There is no point in
merely preaching these things; we must
manifest them, praying that God will provide vessels for picking up the
radiations and carrying them on. Paul continues: “Not forsaking the assembling
of ourselves together.” This is vital, and it does not just mean Sunday
morning; it must be an eager, constant, basic way of life. “Not
forsaking the assembling of ourselves together” (Heb. 10:25). If we do not
assemble when there is opportunity to assemble—Sunday morning, Sunday evening, mid-week,
(let us speak frankly) we are the most blind and foolish of all blind fools.
What do we think the way of life is? A once-a-week ritual, like Christendom?
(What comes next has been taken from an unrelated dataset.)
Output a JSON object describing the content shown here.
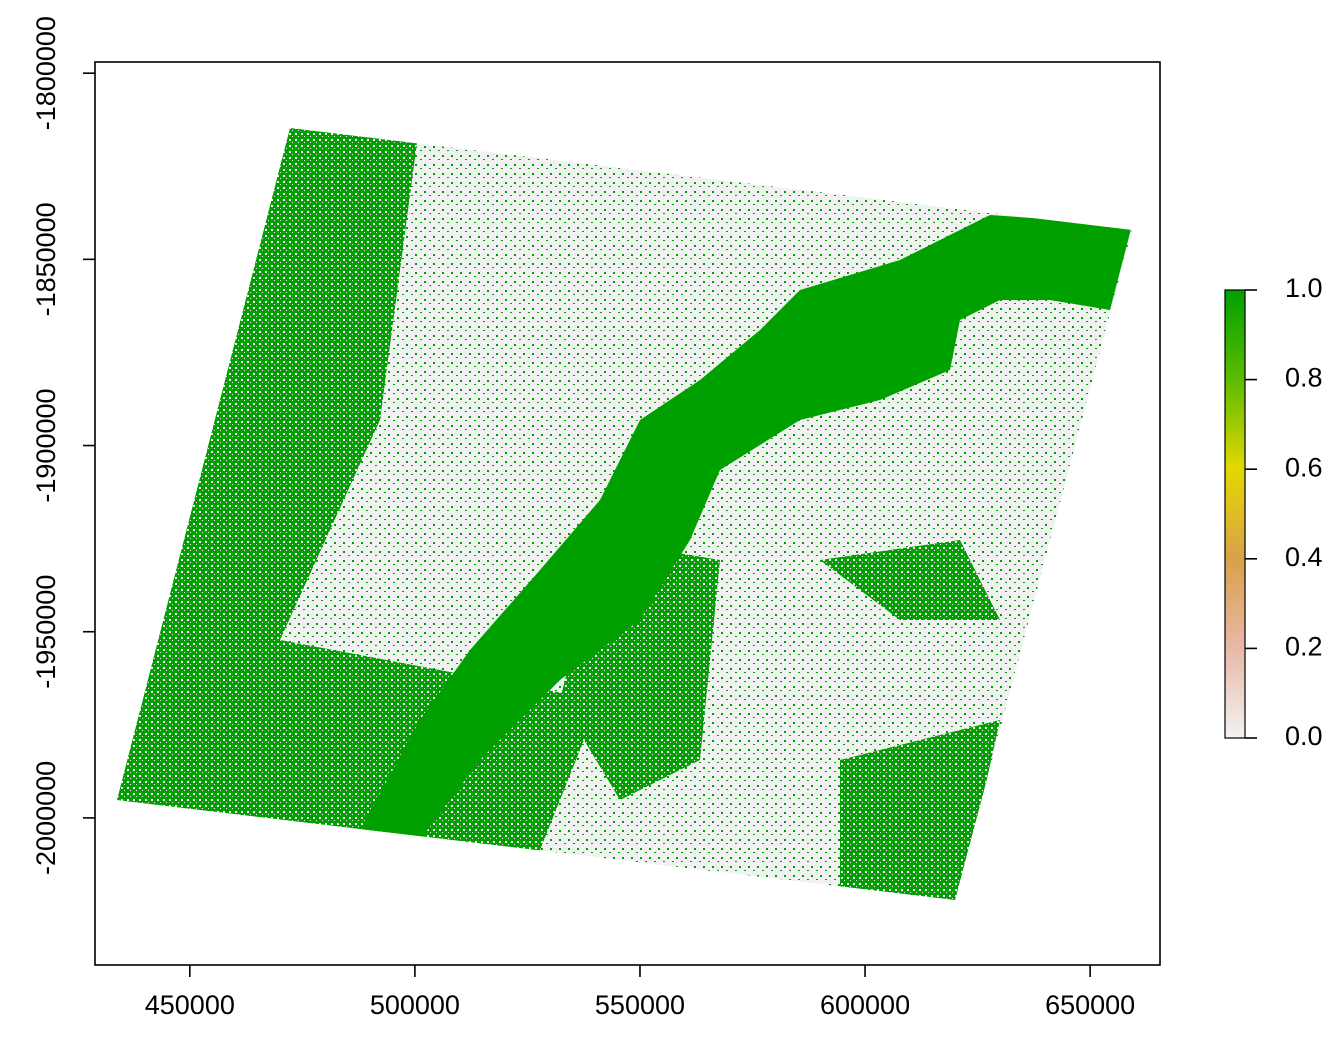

Indeed many in the assemblies of Christendom could put us to shame. If our
heart is not with the ecclesial activities always and our bodies whenever
possible, we are living a lie and deceiving ourselves. “Not forsaking the
assembling of yourselves together … but exhorting one another, and so much the
more, as ye see the day approaching.”
Earlier in the Epistle (Heb. 3:13) he
says, “Exhort one another daily.” Now he says, “…as the day
approaching,” and certainly we are at that era. “So much the more,”
we should bear this in mind, in case we feel that a couple of evenings a week
is too much to interfere with our personal pleasure or worldly activities. To
the real children of God—those few whom He will acknowledge in the end—the
Truth is their whole life—daily, hourly, constantly. They always abound in the
work of the Lord. Their heart is always in the Truth and the brotherhood. They
grieve when they have to miss any ecclesial activity, knowing that the body
needs all its members to be healthy and to function.
Let us prayerfully strive to be
among the few chosen from the many that are called.